Sr Mary stands by their table as she says the Hail Mary, followed by another short prayer to Our Lady.

“Pope Francis wants us to get out of our convents and go among the people and spread the word of God,” she tells them and they thank her for her work.

Sr Mary goes bar-hopping – she walks around Luqa dropping into bars such as band clubs and political party clubs – to say a little prayer with the people there.

Karmenu Busuttil tells her he admires her courage.

“This must be a big sacrifice for you. I don’t think it’s easy for a nun to walk into a bar full of men, to start with,” he tells her, adding: “And, you never know how people react to seeing a nun, after a drink or two.” But Sr Mary immediately assures him that, so far, she never experienced any problems.

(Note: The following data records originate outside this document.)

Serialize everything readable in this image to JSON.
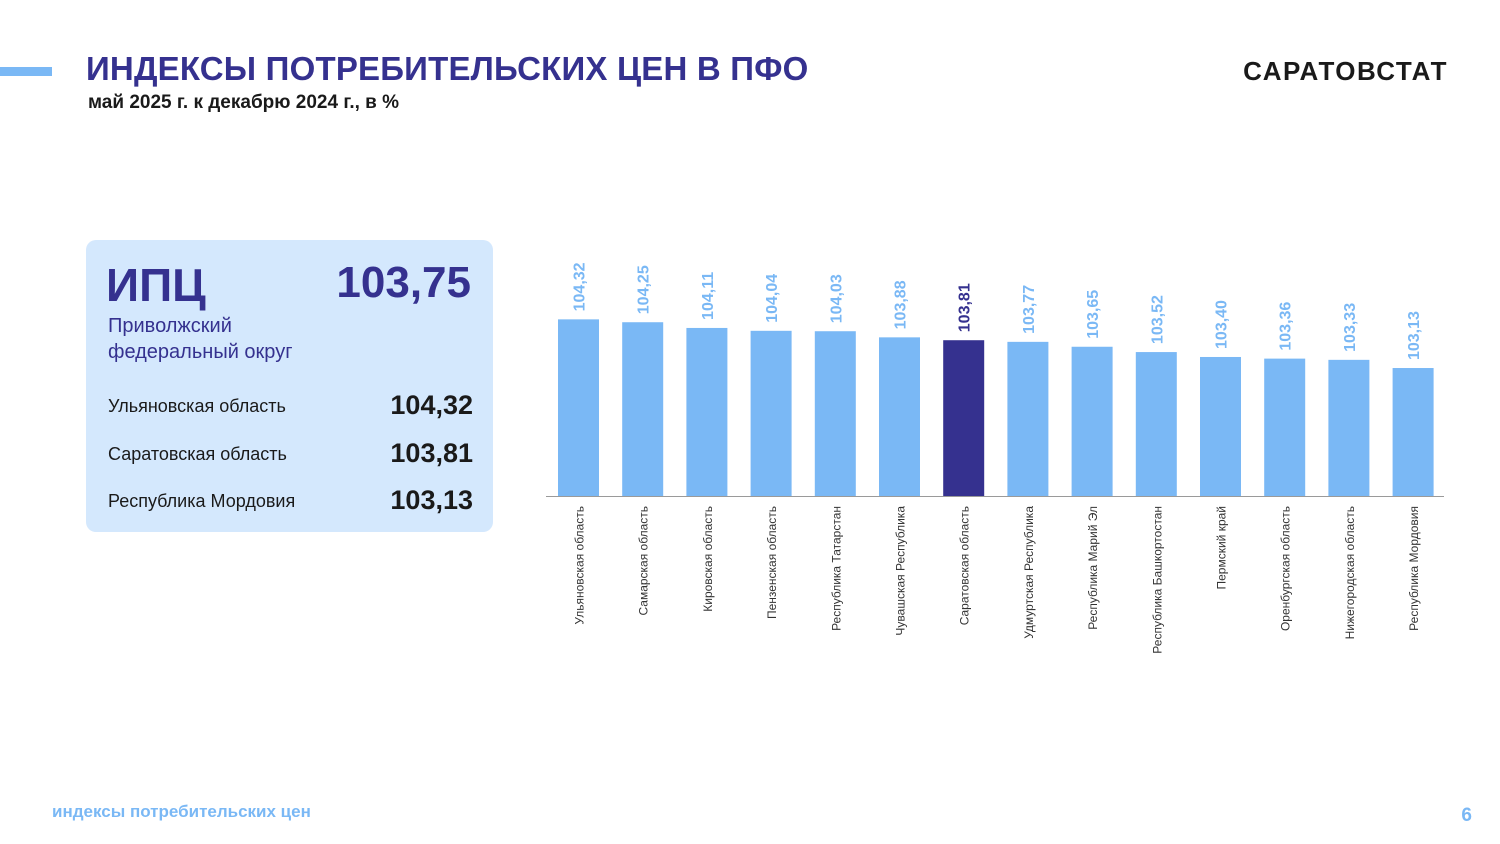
{
  "header": {
    "title": "ИНДЕКСЫ ПОТРЕБИТЕЛЬСКИХ ЦЕН В ПФО",
    "subtitle": "май 2025 г. к декабрю 2024 г., в %",
    "brand": "САРАТОВСТАТ"
  },
  "summary_card": {
    "label": "ИПЦ",
    "value": "103,75",
    "district_line1": "Приволжский",
    "district_line2": "федеральный округ",
    "rows": [
      {
        "name": "Ульяновская область",
        "value": "104,32"
      },
      {
        "name": "Саратовская область",
        "value": "103,81"
      },
      {
        "name": "Республика Мордовия",
        "value": "103,13"
      }
    ]
  },
  "footer": {
    "section": "индексы потребительских цен",
    "page": "6"
  },
  "colors": {
    "accent": "#7ab8f5",
    "bar": "#7ab8f5",
    "highlight_bar": "#35318f",
    "title": "#35318f",
    "card_bg": "#d4e8fd"
  },
  "chart_data": {
    "type": "bar",
    "categories": [
      "Ульяновская область",
      "Самарская область",
      "Кировская область",
      "Пензенская область",
      "Республика Татарстан",
      "Чувашская Республика",
      "Саратовская область",
      "Удмуртская Республика",
      "Республика Марий Эл",
      "Республика Башкортостан",
      "Пермский край",
      "Оренбургская область",
      "Нижегородская область",
      "Республика Мордовия"
    ],
    "values": [
      104.32,
      104.25,
      104.11,
      104.04,
      104.03,
      103.88,
      103.81,
      103.77,
      103.65,
      103.52,
      103.4,
      103.36,
      103.33,
      103.13
    ],
    "value_labels": [
      "104,32",
      "104,25",
      "104,11",
      "104,04",
      "104,03",
      "103,88",
      "103,81",
      "103,77",
      "103,65",
      "103,52",
      "103,40",
      "103,36",
      "103,33",
      "103,13"
    ],
    "highlight_index": 6,
    "ylim": [
      100,
      104.5
    ],
    "grid": false,
    "legend": "none"
  }
}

I don’t think it’s easy for a nun to walk into a bar full of men

“People are always nice to me. They offer me tea. The other day it was the birthday of a young man and there was cake too,” she smiles.

For the past 10 years Sr Mary, a Franciscan Sister of the Heart of Jesus, has been living in the convent in Luqa where she helps run the adjacent kindergarten. She became a nun when she was 17 years old and never regretted her decision.

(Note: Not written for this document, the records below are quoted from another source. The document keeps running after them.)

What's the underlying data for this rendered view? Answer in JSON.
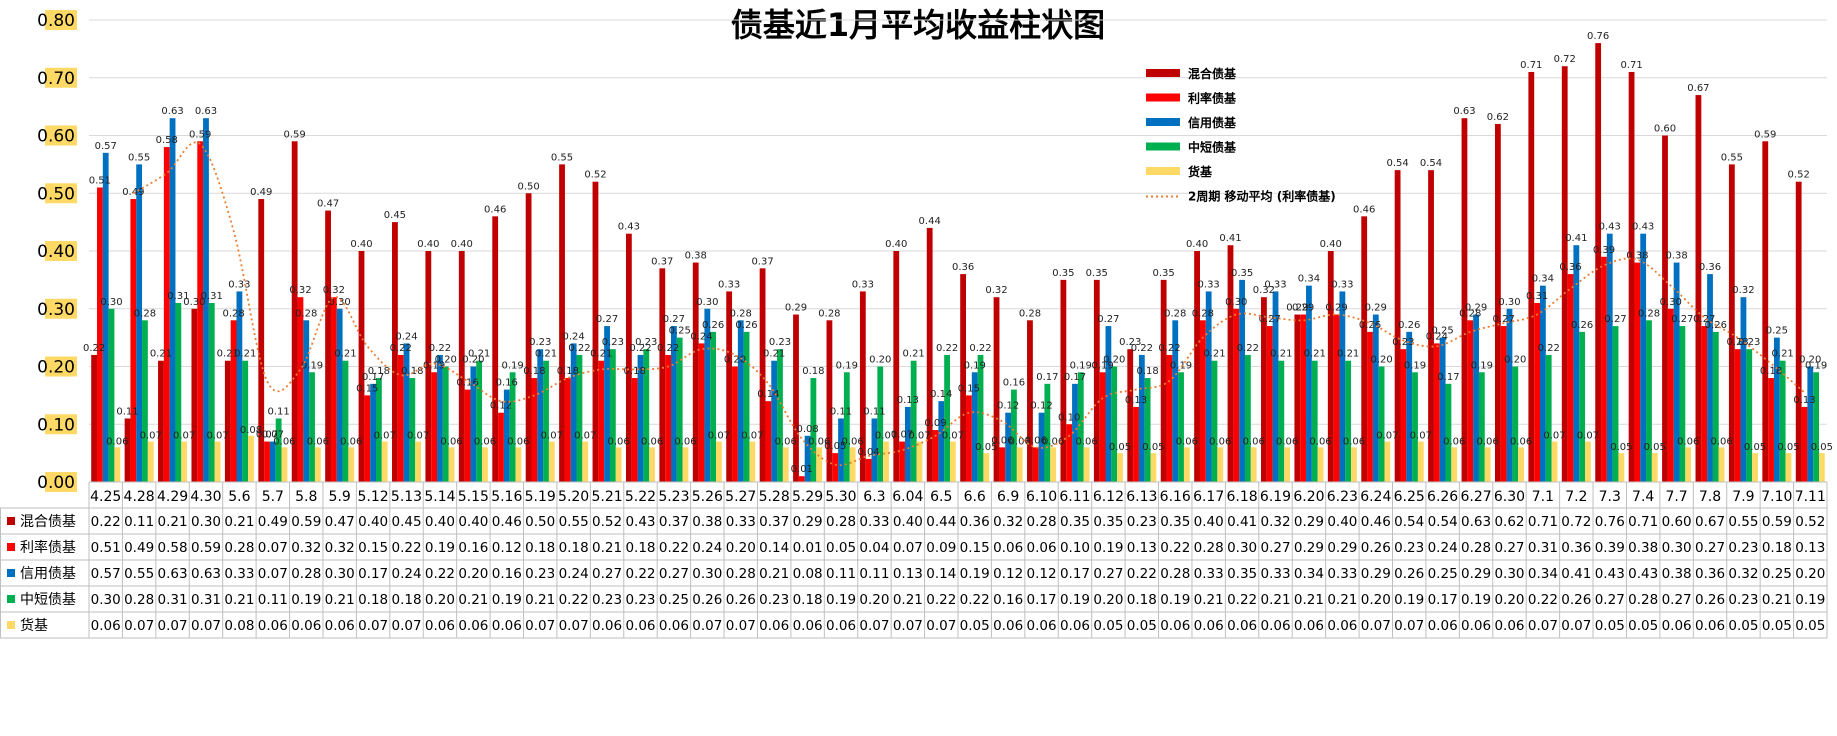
{
  "chart_data": {
    "type": "bar",
    "title": "债基近1月平均收益柱状图",
    "ylim": [
      0,
      0.8
    ],
    "yticks": [
      "0.00",
      "0.10",
      "0.20",
      "0.30",
      "0.40",
      "0.50",
      "0.60",
      "0.70",
      "0.80"
    ],
    "grid": true,
    "legend_position": "top-right",
    "categories": [
      "4.25",
      "4.28",
      "4.29",
      "4.30",
      "5.6",
      "5.7",
      "5.8",
      "5.9",
      "5.12",
      "5.13",
      "5.14",
      "5.15",
      "5.16",
      "5.19",
      "5.20",
      "5.21",
      "5.22",
      "5.23",
      "5.26",
      "5.27",
      "5.28",
      "5.29",
      "5.30",
      "6.3",
      "6.04",
      "6.5",
      "6.6",
      "6.9",
      "6.10",
      "6.11",
      "6.12",
      "6.13",
      "6.16",
      "6.17",
      "6.18",
      "6.19",
      "6.20",
      "6.23",
      "6.24",
      "6.25",
      "6.26",
      "6.27",
      "6.30",
      "7.1",
      "7.2",
      "7.3",
      "7.4",
      "7.7",
      "7.8",
      "7.9",
      "7.10",
      "7.11"
    ],
    "series": [
      {
        "name": "混合债基",
        "color": "#C00000",
        "values": [
          0.22,
          0.11,
          0.21,
          0.3,
          0.21,
          0.49,
          0.59,
          0.47,
          0.4,
          0.45,
          0.4,
          0.4,
          0.46,
          0.5,
          0.55,
          0.52,
          0.43,
          0.37,
          0.38,
          0.33,
          0.37,
          0.29,
          0.28,
          0.33,
          0.4,
          0.44,
          0.36,
          0.32,
          0.28,
          0.35,
          0.35,
          0.23,
          0.35,
          0.4,
          0.41,
          0.32,
          0.29,
          0.4,
          0.46,
          0.54,
          0.54,
          0.63,
          0.62,
          0.71,
          0.72,
          0.76,
          0.71,
          0.6,
          0.67,
          0.55,
          0.59,
          0.52
        ]
      },
      {
        "name": "利率债基",
        "color": "#FF0000",
        "values": [
          0.51,
          0.49,
          0.58,
          0.59,
          0.28,
          0.07,
          0.32,
          0.32,
          0.15,
          0.22,
          0.19,
          0.16,
          0.12,
          0.18,
          0.18,
          0.21,
          0.18,
          0.22,
          0.24,
          0.2,
          0.14,
          0.01,
          0.05,
          0.04,
          0.07,
          0.09,
          0.15,
          0.06,
          0.06,
          0.1,
          0.19,
          0.13,
          0.22,
          0.28,
          0.3,
          0.27,
          0.29,
          0.29,
          0.26,
          0.23,
          0.24,
          0.28,
          0.27,
          0.31,
          0.36,
          0.39,
          0.38,
          0.3,
          0.27,
          0.23,
          0.18,
          0.13
        ]
      },
      {
        "name": "信用债基",
        "color": "#0070C0",
        "values": [
          0.57,
          0.55,
          0.63,
          0.63,
          0.33,
          0.07,
          0.28,
          0.3,
          0.17,
          0.24,
          0.22,
          0.2,
          0.16,
          0.23,
          0.24,
          0.27,
          0.22,
          0.27,
          0.3,
          0.28,
          0.21,
          0.08,
          0.11,
          0.11,
          0.13,
          0.14,
          0.19,
          0.12,
          0.12,
          0.17,
          0.27,
          0.22,
          0.28,
          0.33,
          0.35,
          0.33,
          0.34,
          0.33,
          0.29,
          0.26,
          0.25,
          0.29,
          0.3,
          0.34,
          0.41,
          0.43,
          0.43,
          0.38,
          0.36,
          0.32,
          0.25,
          0.2
        ]
      },
      {
        "name": "中短债基",
        "color": "#00B050",
        "values": [
          0.3,
          0.28,
          0.31,
          0.31,
          0.21,
          0.11,
          0.19,
          0.21,
          0.18,
          0.18,
          0.2,
          0.21,
          0.19,
          0.21,
          0.22,
          0.23,
          0.23,
          0.25,
          0.26,
          0.26,
          0.23,
          0.18,
          0.19,
          0.2,
          0.21,
          0.22,
          0.22,
          0.16,
          0.17,
          0.19,
          0.2,
          0.18,
          0.19,
          0.21,
          0.22,
          0.21,
          0.21,
          0.21,
          0.2,
          0.19,
          0.17,
          0.19,
          0.2,
          0.22,
          0.26,
          0.27,
          0.28,
          0.27,
          0.26,
          0.23,
          0.21,
          0.19
        ]
      },
      {
        "name": "货基",
        "color": "#FFD966",
        "values": [
          0.06,
          0.07,
          0.07,
          0.07,
          0.08,
          0.06,
          0.06,
          0.06,
          0.07,
          0.07,
          0.06,
          0.06,
          0.06,
          0.07,
          0.07,
          0.06,
          0.06,
          0.06,
          0.07,
          0.07,
          0.06,
          0.06,
          0.06,
          0.07,
          0.07,
          0.07,
          0.05,
          0.06,
          0.06,
          0.06,
          0.05,
          0.05,
          0.06,
          0.06,
          0.06,
          0.06,
          0.06,
          0.06,
          0.07,
          0.07,
          0.06,
          0.06,
          0.06,
          0.07,
          0.07,
          0.05,
          0.05,
          0.06,
          0.06,
          0.05,
          0.05,
          0.05
        ]
      }
    ],
    "trendline": {
      "name": "2周期 移动平均 (利率债基)",
      "period": 2,
      "series_index": 1,
      "color": "#ED7D31",
      "style": "dotted"
    },
    "label_precision": 2
  }
}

“I always say that, if I were reborn, I would become a nun again,” she says, recounting how she spent 27 years based in a school in Australia then returned to Malta where she taught in schools in San Ġwann and Birkirkara, before moving to Luqa.

Sr Mary had been toying with the idea of “sowing prayers” in bars for a while but, she confesses, it took her a while to pluck up the courage.

The idea first popped into her mind because, every day, when she walked to Mass, she passed in front of a bar and sometimes heard swearing. So she thought it would be good to do something about it by spreading the word of God in such bars.

Then, last November, she saw a group of Ursuline nuns, who became known as the Ekklesia Sisters, take part in the Malta Song for Europe contest.

“I thought that, if they had the courage to go on television and dance to praise the Lord, why shouldn’t I go and pray in bars to praise the Lord?” she says, adding that God then gave her the strength to follow through.